Sean Penn has molded one of the best movies of a bustling fall out of Jon Krakauer's best-selling Into the Wild. Krakauer told the true story of Chris McCandless, an honors grad from Emory University who walked into the Alaskan wilderness in 1992 to find himself outside the confines of estranged family, well-meaning friends and any governing impulse besides his own questing heart. If you read the book and pegged Chris as a wacko narcissist who died out of arrogance and stupidity, then Penn's film version is not for you. If, like Penn, you mourn Chris' tragedy and his judgment errors but also exult in his journey and its spirit of moral inquiry, then this beautiful, wrenching film will take a piece out of you.

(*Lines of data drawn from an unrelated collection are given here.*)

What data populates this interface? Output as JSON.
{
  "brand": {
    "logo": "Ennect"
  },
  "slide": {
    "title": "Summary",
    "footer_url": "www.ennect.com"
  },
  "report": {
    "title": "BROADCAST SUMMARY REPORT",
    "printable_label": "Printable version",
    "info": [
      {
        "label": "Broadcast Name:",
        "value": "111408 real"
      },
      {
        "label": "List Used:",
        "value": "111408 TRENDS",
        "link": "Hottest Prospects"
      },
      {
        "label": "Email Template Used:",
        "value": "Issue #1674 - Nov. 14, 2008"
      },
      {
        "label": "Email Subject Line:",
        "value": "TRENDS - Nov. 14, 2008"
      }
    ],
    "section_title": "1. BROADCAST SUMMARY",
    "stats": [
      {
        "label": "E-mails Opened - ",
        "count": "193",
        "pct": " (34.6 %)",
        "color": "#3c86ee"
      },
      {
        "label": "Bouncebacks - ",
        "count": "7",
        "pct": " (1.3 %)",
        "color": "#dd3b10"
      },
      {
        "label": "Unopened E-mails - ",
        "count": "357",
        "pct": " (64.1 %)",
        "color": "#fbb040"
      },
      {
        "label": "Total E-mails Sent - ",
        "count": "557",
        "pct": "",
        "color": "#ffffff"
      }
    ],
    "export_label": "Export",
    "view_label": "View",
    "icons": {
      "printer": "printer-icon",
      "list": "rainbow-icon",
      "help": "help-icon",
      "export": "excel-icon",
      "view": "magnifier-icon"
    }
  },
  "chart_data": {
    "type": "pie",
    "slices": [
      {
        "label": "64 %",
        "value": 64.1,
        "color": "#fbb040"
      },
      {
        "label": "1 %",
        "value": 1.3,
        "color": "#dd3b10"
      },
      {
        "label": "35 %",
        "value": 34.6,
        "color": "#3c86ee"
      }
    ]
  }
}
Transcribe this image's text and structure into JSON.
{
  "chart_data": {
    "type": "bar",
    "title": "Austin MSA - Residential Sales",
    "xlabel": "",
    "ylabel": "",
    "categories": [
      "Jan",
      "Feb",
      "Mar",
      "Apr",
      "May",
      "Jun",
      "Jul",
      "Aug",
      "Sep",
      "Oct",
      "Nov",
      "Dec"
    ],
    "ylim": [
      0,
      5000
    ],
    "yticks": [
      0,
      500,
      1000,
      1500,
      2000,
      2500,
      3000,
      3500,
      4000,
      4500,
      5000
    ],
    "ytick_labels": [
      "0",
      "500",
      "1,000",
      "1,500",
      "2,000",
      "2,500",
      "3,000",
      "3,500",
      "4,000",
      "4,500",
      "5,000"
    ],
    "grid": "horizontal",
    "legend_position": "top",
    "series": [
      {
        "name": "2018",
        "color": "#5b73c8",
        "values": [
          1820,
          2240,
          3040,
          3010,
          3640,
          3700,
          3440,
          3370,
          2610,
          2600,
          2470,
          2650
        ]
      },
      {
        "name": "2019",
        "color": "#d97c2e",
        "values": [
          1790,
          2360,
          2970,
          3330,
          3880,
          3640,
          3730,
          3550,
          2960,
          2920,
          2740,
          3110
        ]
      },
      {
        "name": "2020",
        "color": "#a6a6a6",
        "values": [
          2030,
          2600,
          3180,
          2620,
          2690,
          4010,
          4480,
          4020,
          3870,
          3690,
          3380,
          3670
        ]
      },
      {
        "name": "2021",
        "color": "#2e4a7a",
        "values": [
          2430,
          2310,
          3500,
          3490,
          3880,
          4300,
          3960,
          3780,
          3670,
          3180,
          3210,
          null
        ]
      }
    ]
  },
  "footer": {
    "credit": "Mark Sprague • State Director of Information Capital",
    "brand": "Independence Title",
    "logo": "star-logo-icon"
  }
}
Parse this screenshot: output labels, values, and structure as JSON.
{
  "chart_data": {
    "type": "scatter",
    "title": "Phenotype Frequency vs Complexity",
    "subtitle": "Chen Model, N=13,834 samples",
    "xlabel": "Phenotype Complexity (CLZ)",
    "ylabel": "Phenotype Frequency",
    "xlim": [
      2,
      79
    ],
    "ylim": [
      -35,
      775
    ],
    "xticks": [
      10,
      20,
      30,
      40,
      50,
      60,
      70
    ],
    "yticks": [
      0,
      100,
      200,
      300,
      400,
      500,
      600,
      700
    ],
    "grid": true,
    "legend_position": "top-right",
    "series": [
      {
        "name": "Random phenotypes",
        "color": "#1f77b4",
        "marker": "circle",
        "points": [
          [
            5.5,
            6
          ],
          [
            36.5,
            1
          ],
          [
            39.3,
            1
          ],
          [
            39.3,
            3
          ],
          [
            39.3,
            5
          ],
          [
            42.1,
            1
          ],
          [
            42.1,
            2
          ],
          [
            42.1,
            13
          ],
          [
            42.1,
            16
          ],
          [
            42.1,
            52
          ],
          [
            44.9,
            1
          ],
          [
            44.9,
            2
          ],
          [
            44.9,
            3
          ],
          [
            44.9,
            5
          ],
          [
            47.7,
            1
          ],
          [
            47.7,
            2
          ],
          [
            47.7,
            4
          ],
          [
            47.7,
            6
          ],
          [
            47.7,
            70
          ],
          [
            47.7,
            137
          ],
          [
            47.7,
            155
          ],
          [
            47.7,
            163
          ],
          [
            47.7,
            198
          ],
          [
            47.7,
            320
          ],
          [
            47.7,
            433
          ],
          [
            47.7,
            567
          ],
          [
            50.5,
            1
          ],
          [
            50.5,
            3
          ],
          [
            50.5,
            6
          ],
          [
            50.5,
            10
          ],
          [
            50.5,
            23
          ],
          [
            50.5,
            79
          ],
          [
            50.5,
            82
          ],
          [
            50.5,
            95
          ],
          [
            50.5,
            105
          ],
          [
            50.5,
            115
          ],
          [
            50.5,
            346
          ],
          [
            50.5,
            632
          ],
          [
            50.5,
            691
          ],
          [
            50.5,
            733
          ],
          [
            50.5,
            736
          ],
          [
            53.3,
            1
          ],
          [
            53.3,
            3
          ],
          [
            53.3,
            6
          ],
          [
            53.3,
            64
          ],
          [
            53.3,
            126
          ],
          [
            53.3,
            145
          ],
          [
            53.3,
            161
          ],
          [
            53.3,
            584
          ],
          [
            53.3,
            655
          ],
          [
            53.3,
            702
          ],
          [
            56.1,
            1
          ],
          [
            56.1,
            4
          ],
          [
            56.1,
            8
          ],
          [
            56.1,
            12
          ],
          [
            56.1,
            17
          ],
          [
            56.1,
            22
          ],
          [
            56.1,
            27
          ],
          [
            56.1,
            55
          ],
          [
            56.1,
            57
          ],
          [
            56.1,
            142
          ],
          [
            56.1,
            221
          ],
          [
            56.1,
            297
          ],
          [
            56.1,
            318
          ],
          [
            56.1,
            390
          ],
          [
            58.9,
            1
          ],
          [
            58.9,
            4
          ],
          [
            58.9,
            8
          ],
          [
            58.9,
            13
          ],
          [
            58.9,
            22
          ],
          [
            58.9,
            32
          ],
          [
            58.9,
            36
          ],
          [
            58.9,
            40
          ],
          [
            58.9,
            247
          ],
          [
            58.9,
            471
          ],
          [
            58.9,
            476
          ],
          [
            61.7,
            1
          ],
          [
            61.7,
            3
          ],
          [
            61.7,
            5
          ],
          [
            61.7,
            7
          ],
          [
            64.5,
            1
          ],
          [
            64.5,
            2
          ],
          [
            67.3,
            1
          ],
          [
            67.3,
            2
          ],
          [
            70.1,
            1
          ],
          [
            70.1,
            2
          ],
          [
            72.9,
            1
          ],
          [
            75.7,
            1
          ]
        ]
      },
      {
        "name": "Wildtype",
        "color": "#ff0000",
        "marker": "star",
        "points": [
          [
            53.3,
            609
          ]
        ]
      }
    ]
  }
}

Into the Wild represents Penn's most assured and affecting work yet as director and screenwriter, in the wake of The Indian Runner, The Crossing Guard and The Pledge. His connection to Chris is primal. Following Penn's lead, Emile Hirsch (Lords of Dogtown) gets so far into Chris' skin that they seem to share the same nerve endings. Over the film's enveloping two hours and twenty-five minutes, Hirsch gives an award-caliber performance of astonishing depth and humanity. Penn was insistent about shooting the film on the same locations that Chris traveled over two years, after he burned his driver's license and credit cards, gave away $24,000 in savings and set out to find his place in the world without a map. Penn uses narration from Chris' beloved sister Carine (Jena Malone) to reveal why he cut himself off from his affluent Virginia parents, Walt (William Hurt) and Billie (Marcia Gay Harden). Dubbing himself Alexander Supertramp, Chris lets his wanderlust take him to a South Dakota farm run by Wayne Westerberg (Vince Vaughn), on a scary kayak trip down to Mexico, and to a trailer shared by "rubbertramps" Jan (Catherine Keener) and Rainey (Brian Dierker). An unconsummated romance with underage Tracy (Kristen Stewart) in Slab City, an RV camp in the California desert, also speaks to his character. Chris' ache for connection is movingly portrayed in his relationship with widower Ron Franz (Hal Holbrook in his shining hour onscreen). And Penn makes the lack of that connection palpable when Chris heads to Alaska, enduring four months of isolation until his starved body (Hirsch lost forty pounds for the role) is found in an abandoned bus. Was it a death wish? Hardly. On a page torn from Taras Bulba, Chris wrote an SOS: "I need your help. I am injured, near death, and too weak to hike out of here. I am all alone, this is no joke."
Penn, in tandem with the superb cinematographer Eric Gautier (The Motorcycle Diaries), captures the majesty and terror of the wilderness in ways that make you catch your breath. And Eddie Vedder's remarkable songs, notably a cover of "Hard Sun," sound like the voice of Chris' unconscious. Since his death, admirers have made the arduous trip to that bus. But Into the Wild celebrates the person, not the myth. Mistakes didn't make Chris unique, his courage did. Through Penn's unmissable and unforgettable film, that courage endures.